中村憲剛が引退から3年半で学んだこと「指導者の数だけスタイルがある。最初からガチガチに守る発想はない」 (2ページ目)

  • 原山裕平●取材・文 text by Harayama Yuhei

【『指導者・中村憲剛』を作ってもらった】

── 選手時代にはわからなかったことが、見えてきたということですね。

「練習をひとつとっても、選手と指導者の見るべきポイントが同じようで、まったく違うんです。選手の時はもっと局所的でよかったんですよね。自分がどうやってうまくやるかに集中して、成長する作業に専念していい立場でしたから。

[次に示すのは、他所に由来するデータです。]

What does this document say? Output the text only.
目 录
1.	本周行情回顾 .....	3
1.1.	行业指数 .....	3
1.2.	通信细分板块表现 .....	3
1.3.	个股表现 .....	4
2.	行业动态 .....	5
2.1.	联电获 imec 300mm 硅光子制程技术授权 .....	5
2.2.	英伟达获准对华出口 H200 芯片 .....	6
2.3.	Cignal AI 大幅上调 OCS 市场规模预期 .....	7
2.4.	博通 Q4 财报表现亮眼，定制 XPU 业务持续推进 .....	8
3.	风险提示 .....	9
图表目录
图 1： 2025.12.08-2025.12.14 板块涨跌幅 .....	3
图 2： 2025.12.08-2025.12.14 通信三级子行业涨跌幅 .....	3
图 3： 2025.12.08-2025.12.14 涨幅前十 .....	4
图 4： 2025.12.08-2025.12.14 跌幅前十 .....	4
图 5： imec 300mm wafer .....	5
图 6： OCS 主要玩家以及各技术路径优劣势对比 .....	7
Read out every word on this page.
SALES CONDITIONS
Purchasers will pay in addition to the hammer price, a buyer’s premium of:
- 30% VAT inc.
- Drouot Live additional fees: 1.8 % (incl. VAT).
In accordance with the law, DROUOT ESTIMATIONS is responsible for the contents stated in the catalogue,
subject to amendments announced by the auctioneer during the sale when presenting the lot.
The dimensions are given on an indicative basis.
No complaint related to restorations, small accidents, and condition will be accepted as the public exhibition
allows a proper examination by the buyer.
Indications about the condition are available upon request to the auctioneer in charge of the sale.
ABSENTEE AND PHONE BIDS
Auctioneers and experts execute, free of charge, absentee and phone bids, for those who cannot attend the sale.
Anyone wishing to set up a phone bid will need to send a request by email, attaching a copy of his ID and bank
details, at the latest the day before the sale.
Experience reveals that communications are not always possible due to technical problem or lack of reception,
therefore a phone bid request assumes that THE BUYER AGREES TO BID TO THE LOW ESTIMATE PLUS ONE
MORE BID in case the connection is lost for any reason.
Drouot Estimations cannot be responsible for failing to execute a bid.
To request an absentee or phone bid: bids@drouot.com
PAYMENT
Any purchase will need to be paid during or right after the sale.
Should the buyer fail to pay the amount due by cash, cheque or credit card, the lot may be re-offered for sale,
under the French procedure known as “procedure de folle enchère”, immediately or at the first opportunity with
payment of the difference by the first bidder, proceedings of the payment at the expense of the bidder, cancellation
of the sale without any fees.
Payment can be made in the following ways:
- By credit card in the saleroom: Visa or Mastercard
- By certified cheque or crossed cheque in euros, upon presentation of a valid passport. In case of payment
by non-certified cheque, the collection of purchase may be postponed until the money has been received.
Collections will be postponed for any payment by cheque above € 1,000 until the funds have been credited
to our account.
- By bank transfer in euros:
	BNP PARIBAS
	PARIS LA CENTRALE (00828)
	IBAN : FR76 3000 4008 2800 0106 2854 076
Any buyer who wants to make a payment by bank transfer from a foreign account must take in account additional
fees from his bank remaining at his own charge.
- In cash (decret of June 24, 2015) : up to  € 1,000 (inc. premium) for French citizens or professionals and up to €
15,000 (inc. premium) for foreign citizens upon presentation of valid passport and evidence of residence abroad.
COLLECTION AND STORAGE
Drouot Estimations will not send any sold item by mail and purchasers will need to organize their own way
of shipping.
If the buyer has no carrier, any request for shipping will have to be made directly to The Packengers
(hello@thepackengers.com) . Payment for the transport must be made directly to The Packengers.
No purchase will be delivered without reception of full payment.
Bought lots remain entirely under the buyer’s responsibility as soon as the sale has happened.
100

 でも、指導者は当然、ひとりの選手だけを見るわけにはいきません。まずは自分のやりたいプレーモデルや理想のスタイルの全体像をしっかり持ったうえで、そのトレーニングのなかで選手たちに何を獲得してほしいのか、どう成長してほしいのかを明確に伝えられないといけません。

 この3年間のなかで、個人への基礎的なアプローチから、グループ、チーム戦術における個人への役割の提示や働きかけを、指導実践を通して学びました。だから、選手時代に培ったものだけでは、監督になるのは難しいと思います」

── 個人の知識や考え方だけでは、限度がありますしね。

「もちろん個人でも学べるものはあると思いますが、ライセンス講習会はチューターの方たちやほかの受講生の方たちからのフィードバックがあるのも、とても大きかったと思います。現場をやることで得られることはあるんですけど、どうしても孤独なところがありますし、インプットという観点で言えば限界があると思います。

 でもライセンス講習会では、本当に人の数だけ考え方だったり、アイデアだったり、想いがあるので、自分がやったものに対してみんなが忌憚(きたん)なく意見をしてくれるんです。今思えば、『指導者・中村憲剛』をみんなに作ってもらう時間はとても貴重でしたし、この講習会のよさのひとつだったなと思っています」

── ライセンス制度に対する否定的な意見として、画一的な指導になってしまうんじゃないかと危惧する声もありますが、実際のところはどうなんでしょうか?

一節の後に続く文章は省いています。